Elle fit un geste d’indifférence.

— Il m’a prié d’être son ambassadeur auprès de vous et…

— Que réclame-t-il ? interrompit Suzanne d’un ton ironique. Manque-t-il quelque chose dans les cadeaux renvoyés ? J’ai cependant surveillé moi-même l’envoi. Je ne crois pas que nous l’ayons lésé d’une perle ou d’un chiffon.

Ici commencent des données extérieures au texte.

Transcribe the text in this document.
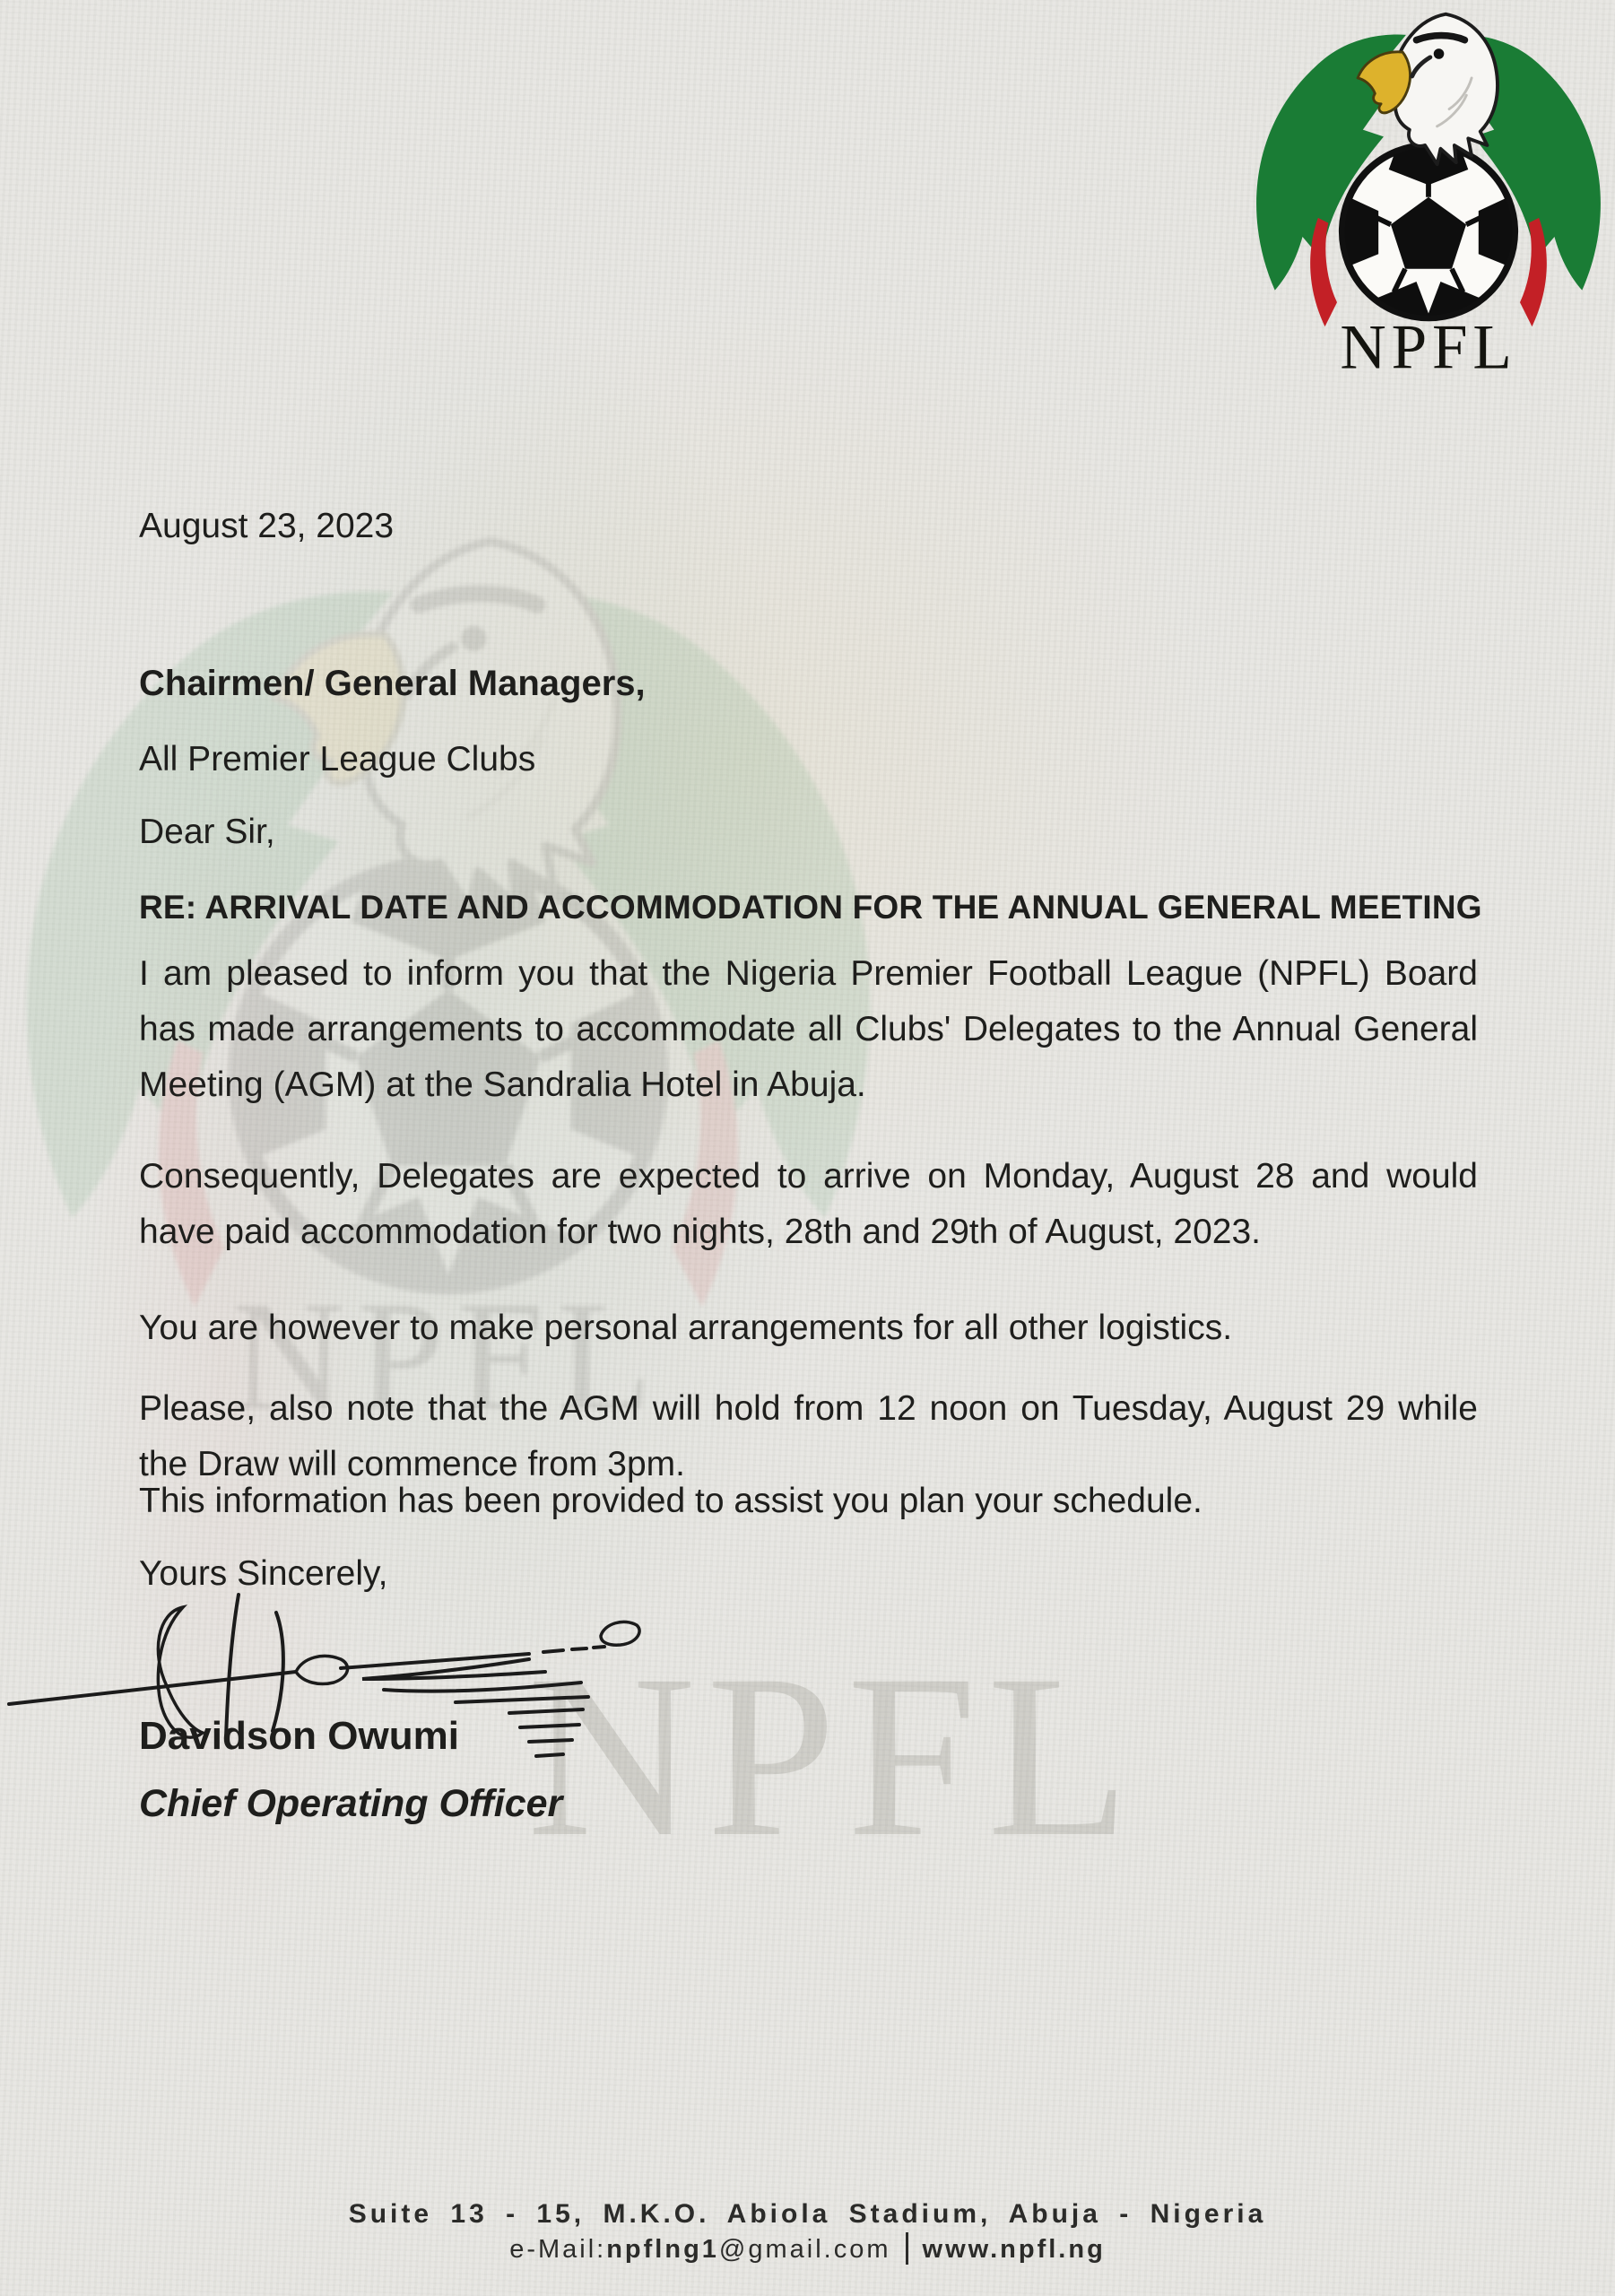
NPFL
August 23, 2023
Chairmen/ General Managers,
All Premier League Clubs
Dear Sir,
RE: ARRIVAL DATE AND ACCOMMODATION FOR THE ANNUAL GENERAL MEETING
I am pleased to inform you that the Nigeria Premier Football League (NPFL) Board has made arrangements to accommodate all Clubs' Delegates to the Annual General Meeting (AGM) at the Sandralia Hotel in Abuja.
Consequently, Delegates are expected to arrive on Monday, August 28 and would have paid accommodation for two nights, 28th and 29th of August, 2023.
You are however to make personal arrangements for all other logistics.
Please, also note that the AGM will hold from 12 noon on Tuesday, August 29 while the Draw will commence from 3pm.
This information has been provided to assist you plan your schedule.
Yours Sincerely,
Davidson Owumi
Chief Operating Officer
Suite 13 - 15, M.K.O. Abiola Stadium, Abuja - Nigeria
e-Mail:npflng1@gmail.com www.npfl.ng
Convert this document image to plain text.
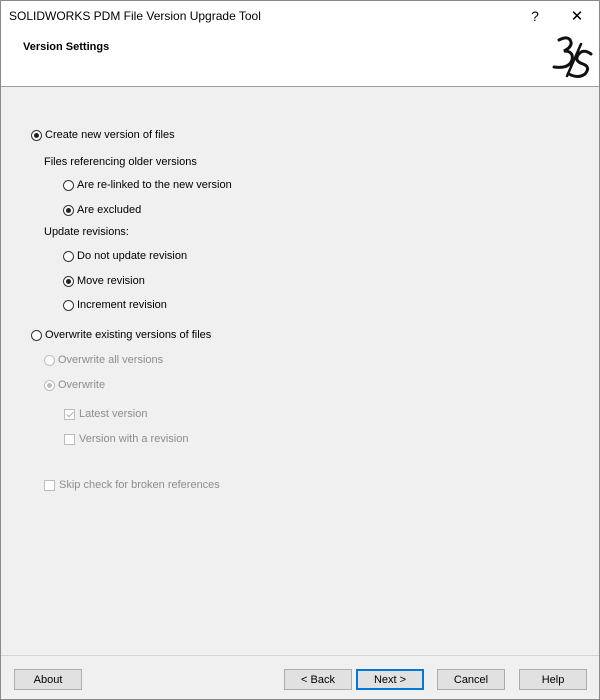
SOLIDWORKS PDM File Version Upgrade Tool	?	✕
Version Settings
Create new version of files
Files referencing older versions
Are re-linked to the new version
Are excluded
Update revisions:
Do not update revision
Move revision
Increment revision
Overwrite existing versions of files
Overwrite all versions
Overwrite
Latest version
Version with a revision
Skip check for broken references
About	< Back	Next >	Cancel	Help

— Ne le mettez pas si bas, répondit Preymont doucement ; il ne pense qu’à vous, qu’à son amour perdu, et m’a prié instamment de vous exprimer ses regrets et l’ardent espoir que vous consentirez à renouer avec lui.

Suzanne regarda M. de Preymont d’un air étonné et s’écria :

— Quoi, Marc ! est-ce bien vous qui vous êtes chargé d’une pareille mission, et croyez-vous à son amour ?

— Il y a différentes façons d’aimer, répliqua Preymont évasivement.

— Eh bien, la sienne me déplaît, dit Suzanne d’un ton résolu. Ma réponse… je la lui ai donnée hier, elle est la même ce matin. Il est inutile d’insister plus longtemps.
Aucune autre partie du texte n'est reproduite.